CALICI, VIGNETI E CANTINE…TUTTO SI APRE ALL’ENOTURISTA

di Stefania Raspa

“La nobiltà del vino è proprio questa: che non è mai un oggetto staccato e astratto, che possa essere giudicato bevendo un bicchiere, o due o tre, di una bottiglia che viene da un luogo dove non siamo mai stati.” [Vino al Vino, Mario Soldati]

La degustazione di un vino non è un’azione fine a sé stessa

Se lo fosse spoglierebbe il vino della sua essenza, del suo essere imprescindibile dal luogo che lo ha generato. Il legame e le sensazioni che si stabiliscono quando quel vino lo si degusta nel suo paesaggio, nella cantina o nei vigneti dove è stato messo a dimora, ascoltando il suo racconto 

Quale stagione migliore per aprire le cantine ed aprirsi ad un’esperienza immersiva fatta di territori, cultura, tradizioni?

Con l’iniziativa “Cantine Aperte” del 27 e 28 maggio il Movimento del Turismo del Vino quest’anno compie 30 anni e non ha mai perso di vista i valori costituivi: l’amore per la terra, la passione per il vino, il piacere dell’ospitalità, il desiderio di emozionare.

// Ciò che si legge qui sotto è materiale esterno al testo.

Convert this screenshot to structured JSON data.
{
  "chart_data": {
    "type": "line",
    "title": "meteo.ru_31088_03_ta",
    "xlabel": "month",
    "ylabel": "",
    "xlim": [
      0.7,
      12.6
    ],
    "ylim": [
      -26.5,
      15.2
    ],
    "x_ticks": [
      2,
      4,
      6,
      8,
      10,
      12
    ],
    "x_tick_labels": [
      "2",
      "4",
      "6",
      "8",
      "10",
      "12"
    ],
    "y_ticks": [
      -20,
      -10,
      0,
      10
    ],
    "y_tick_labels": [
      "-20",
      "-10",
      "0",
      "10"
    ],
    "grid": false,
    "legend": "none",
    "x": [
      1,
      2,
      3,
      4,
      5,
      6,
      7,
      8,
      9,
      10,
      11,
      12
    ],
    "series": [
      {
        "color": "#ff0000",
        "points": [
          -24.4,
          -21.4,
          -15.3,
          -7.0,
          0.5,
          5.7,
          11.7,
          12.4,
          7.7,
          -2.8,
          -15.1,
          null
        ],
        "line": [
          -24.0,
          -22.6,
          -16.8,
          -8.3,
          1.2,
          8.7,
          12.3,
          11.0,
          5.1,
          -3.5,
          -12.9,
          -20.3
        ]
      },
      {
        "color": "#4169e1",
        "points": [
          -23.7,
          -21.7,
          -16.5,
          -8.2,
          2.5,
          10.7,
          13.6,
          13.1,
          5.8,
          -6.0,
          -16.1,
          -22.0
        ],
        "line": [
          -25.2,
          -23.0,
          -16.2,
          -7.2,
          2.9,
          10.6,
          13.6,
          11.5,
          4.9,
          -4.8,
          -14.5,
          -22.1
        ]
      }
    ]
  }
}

A un anno circa dal via libera post pandemia, la voglia di partire e quella di accogliere ha subìto un’accelerazione, sia nella domanda che nell’offerta, la prima orientata a un’esperienza totale, variegata e coinvolgente, in cui l’enoturista è spinto non solo dalla passione per il vino ma anche dalla ricerca di relax, benessere, natura, cultura, divertimento e con uno sguardo attento all’ambiente e alla sostenibilità. 

Da parte loro anche le cantine hanno adeguato l’offerta alle esigenze dell’enoturista del terzo millennio, che veste i panni di un semplice curioso, wine lover, appassionato o si presenta da esperto del settore e professionista.

L’Italia gode di una condizione favorevole poiché, tra i molteplici territori particolarmente vocati sotto il profilo enologico, ci sono delle perle il cui valore culturale è stato riconosciuto dall’UNESCO che ha insignito del prestigioso riconoscimento di patrimoni dell’umanità “I Paesaggi Vitivinicoli del Piemonte: Langhe-Roero e Monferrato” e le “Colline del Prosecco di Conegliano e Valdobbiadene”. L’intero stivale è un museo a cielo aperto e la varietà dei vigneti incastonati in paesaggi unici costituiscono un patrimonio che esercita una grande attrattiva per i turisti italiani e stranieri, in cerca di quell’appeal identitario che rende unica l’esperienza.

Il binomio turismo-vino viaggia su unico binario

rincorrendosi e a volte anticipandosi l’un l’altro, ma alla fine si incontrano per trainare il brand e valorizzare il territorio.

La nuova generazione della viticoltura italiana è pronta a puntare tutto sull’accoglienza, con l’obiettivo di diversificare l’offerta turistica trasformandola in wine experience, come una grande cornice che racchiude le storie del territorio, della cantina, del vino per trasferire le emozioni al consumatore finale.

 L’enoturista post-pandemia è proprio alla ricerca di esperienze coinvolgenti e trasversali che lo portino a vivere e sperimentare la cantina in modo nuovo. Puntare sulla sorpresa, non necessariamente stravagante, sui dettagli, l’importante che le idee siano autentiche, originali e che sorprendano l’enoturista perché “il vino è emozione liquida e l’enoturista cerca l’emozione”. (cit. Romina Togn, titolare e responsabile commerciale di Gaierhof e Maso Poli).